Cadillac’s marketing chief Uwe Ellinghaus recently sat down with Car and Driver to discuss the focus of the brand’s products going forward. The automaker has its sights set on expanding its SUV lineup, beginning with that elusive three-row crossover we’ve been hearing about for over four years.
The first Cadillac three-row crossover rumors indicated that the vehicle would join the next-generation of General Motors’ Lambda-based SUVs, which currently consist of the Chevrolet Traverse, GMC Acadia and Buick Enclave. Then in March of this year we heard the company was scrapping that project to focus on building a crossover to slot beneath the SRX and another large crossover that will do battle with the likes of the Mercedes-Benz GL. Ellinghaus wouldn’t put the Lambda rumors to rest, though.
“It’s not off the table, but I also do not want to confirm anything or comment with speculation. Give us a little time,” he told C&D.

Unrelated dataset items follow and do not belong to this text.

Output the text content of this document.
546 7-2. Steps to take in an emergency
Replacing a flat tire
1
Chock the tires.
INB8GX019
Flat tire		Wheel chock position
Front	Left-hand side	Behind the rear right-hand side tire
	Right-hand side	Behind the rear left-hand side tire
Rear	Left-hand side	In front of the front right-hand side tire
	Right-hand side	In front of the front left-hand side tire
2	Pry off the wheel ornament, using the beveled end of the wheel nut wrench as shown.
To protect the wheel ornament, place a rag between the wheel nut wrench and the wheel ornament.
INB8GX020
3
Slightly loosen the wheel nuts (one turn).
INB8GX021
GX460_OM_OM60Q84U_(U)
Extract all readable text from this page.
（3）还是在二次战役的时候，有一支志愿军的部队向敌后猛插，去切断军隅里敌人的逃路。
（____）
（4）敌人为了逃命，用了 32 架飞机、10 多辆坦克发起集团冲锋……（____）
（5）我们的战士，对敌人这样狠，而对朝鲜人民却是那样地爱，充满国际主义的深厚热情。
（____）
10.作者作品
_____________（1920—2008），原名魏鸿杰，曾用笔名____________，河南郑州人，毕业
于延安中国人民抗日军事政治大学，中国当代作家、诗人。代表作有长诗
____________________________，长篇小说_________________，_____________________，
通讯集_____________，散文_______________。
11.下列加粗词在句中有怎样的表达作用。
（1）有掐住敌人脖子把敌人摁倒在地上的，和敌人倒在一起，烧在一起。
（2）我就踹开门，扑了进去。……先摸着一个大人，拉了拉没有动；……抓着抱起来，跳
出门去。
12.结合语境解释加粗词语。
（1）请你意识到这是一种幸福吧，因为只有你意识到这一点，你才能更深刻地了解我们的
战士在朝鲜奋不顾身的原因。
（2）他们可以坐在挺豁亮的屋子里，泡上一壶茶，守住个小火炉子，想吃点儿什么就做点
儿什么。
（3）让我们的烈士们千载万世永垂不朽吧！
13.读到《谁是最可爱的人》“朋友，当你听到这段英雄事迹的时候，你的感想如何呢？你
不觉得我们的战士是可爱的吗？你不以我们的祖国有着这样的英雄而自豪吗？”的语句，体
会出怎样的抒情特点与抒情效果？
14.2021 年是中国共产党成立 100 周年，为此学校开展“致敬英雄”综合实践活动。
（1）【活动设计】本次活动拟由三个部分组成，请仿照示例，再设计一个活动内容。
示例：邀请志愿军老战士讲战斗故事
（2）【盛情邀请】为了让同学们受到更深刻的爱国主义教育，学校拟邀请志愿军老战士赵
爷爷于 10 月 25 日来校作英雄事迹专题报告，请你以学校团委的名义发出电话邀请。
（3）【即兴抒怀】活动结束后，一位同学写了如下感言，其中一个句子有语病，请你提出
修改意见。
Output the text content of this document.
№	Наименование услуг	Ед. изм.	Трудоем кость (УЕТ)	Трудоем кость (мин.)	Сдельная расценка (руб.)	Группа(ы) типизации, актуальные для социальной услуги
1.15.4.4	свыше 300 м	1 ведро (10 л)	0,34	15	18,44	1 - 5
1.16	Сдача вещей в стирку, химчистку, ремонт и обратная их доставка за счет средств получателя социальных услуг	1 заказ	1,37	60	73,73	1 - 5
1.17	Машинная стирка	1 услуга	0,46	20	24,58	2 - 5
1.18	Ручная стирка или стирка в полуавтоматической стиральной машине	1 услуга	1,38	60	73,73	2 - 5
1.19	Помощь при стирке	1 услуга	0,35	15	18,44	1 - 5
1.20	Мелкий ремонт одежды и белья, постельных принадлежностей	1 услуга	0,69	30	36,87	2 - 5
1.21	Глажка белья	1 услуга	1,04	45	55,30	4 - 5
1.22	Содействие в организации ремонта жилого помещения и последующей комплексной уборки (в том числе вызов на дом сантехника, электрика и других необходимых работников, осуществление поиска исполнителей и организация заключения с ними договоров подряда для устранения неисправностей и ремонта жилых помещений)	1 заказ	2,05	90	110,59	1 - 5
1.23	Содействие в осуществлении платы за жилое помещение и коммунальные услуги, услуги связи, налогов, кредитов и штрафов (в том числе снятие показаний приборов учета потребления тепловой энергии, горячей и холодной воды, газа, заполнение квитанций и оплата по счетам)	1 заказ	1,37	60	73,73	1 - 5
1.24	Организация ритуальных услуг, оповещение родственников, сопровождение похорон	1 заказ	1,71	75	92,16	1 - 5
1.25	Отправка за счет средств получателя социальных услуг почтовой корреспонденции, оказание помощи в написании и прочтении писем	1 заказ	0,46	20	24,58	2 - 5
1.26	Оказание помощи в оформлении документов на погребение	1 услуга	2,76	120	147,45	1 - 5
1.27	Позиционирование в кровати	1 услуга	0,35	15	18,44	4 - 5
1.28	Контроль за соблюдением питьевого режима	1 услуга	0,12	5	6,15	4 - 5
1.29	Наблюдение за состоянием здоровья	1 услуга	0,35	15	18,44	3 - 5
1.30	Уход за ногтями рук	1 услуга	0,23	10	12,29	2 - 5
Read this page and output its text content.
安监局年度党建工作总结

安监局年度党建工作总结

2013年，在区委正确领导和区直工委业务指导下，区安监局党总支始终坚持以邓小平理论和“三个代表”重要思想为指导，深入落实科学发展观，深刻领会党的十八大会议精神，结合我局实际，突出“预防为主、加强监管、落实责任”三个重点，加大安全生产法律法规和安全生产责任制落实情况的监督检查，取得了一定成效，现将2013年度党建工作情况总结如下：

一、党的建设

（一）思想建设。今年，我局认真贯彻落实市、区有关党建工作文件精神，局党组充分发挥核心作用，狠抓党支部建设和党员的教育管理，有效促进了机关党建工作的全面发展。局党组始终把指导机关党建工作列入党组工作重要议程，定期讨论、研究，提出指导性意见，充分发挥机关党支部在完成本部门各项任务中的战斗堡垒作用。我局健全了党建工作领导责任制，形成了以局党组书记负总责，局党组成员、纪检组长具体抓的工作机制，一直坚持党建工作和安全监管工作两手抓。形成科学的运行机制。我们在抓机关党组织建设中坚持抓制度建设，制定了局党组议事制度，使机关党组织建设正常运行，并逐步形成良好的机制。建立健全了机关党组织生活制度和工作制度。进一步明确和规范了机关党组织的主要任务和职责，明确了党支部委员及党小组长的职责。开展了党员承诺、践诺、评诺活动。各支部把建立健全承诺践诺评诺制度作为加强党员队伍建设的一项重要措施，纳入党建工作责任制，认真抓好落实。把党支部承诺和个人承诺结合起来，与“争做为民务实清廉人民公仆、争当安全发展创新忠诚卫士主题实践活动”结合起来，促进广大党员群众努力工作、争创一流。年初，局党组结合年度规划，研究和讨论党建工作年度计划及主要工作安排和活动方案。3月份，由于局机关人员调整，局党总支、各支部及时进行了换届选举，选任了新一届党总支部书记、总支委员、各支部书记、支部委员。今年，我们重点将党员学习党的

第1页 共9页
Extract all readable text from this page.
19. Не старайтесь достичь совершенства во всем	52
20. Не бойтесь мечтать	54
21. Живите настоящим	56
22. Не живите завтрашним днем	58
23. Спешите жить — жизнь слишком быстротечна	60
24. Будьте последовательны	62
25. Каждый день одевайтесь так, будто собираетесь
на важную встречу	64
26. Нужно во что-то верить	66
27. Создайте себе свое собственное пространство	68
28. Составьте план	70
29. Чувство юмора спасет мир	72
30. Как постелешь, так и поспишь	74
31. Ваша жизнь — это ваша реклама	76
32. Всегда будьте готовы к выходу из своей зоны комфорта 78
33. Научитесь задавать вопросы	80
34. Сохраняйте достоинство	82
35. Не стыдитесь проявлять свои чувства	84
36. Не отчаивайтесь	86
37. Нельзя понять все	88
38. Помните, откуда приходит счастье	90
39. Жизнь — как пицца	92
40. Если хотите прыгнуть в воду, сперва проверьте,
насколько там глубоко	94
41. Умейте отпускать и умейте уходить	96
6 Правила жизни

One of the rumors surrounding future Cadillac crossovers is that at least one will be a large rear-wheel drive model based on GM’s new Omega architecture, which will also underpin the brand’s impending full-size S-Class fighter. Putting another vehicle on Omega would help make up for the platform’s development costs, especially an SUV which would predictably sell in larger numbers than the full-size sedan will.
“It is our clear conviction that Cadillac’s future is rear-wheel drive,” Ellinghaus said. “The next-generation SRX we’ll keep front-wheel drive because we have tremendous success with the current car, and front-wheel drive has advantages for the package, interior roominess, and cost. That said, we must make a decision. Our future is rear-wheel drive and, of course, all-wheel drive that we will offer where required and appropriate. So expect future SUVS from Cadillac to be rear-wheel-derived, particularly big ones.”
The aforementioned small crossover that would slot beneath the SRX was also acknowledged by Ellinghaus. This vehicle would enter the sales race against the BMW X1, Mercedes-Benz GLA250 and the Audi Q3. The marketing exec all but confirmed the small SUVs production, saying a smaller vehicle than the SRX is something Cadillac will “need for the future.”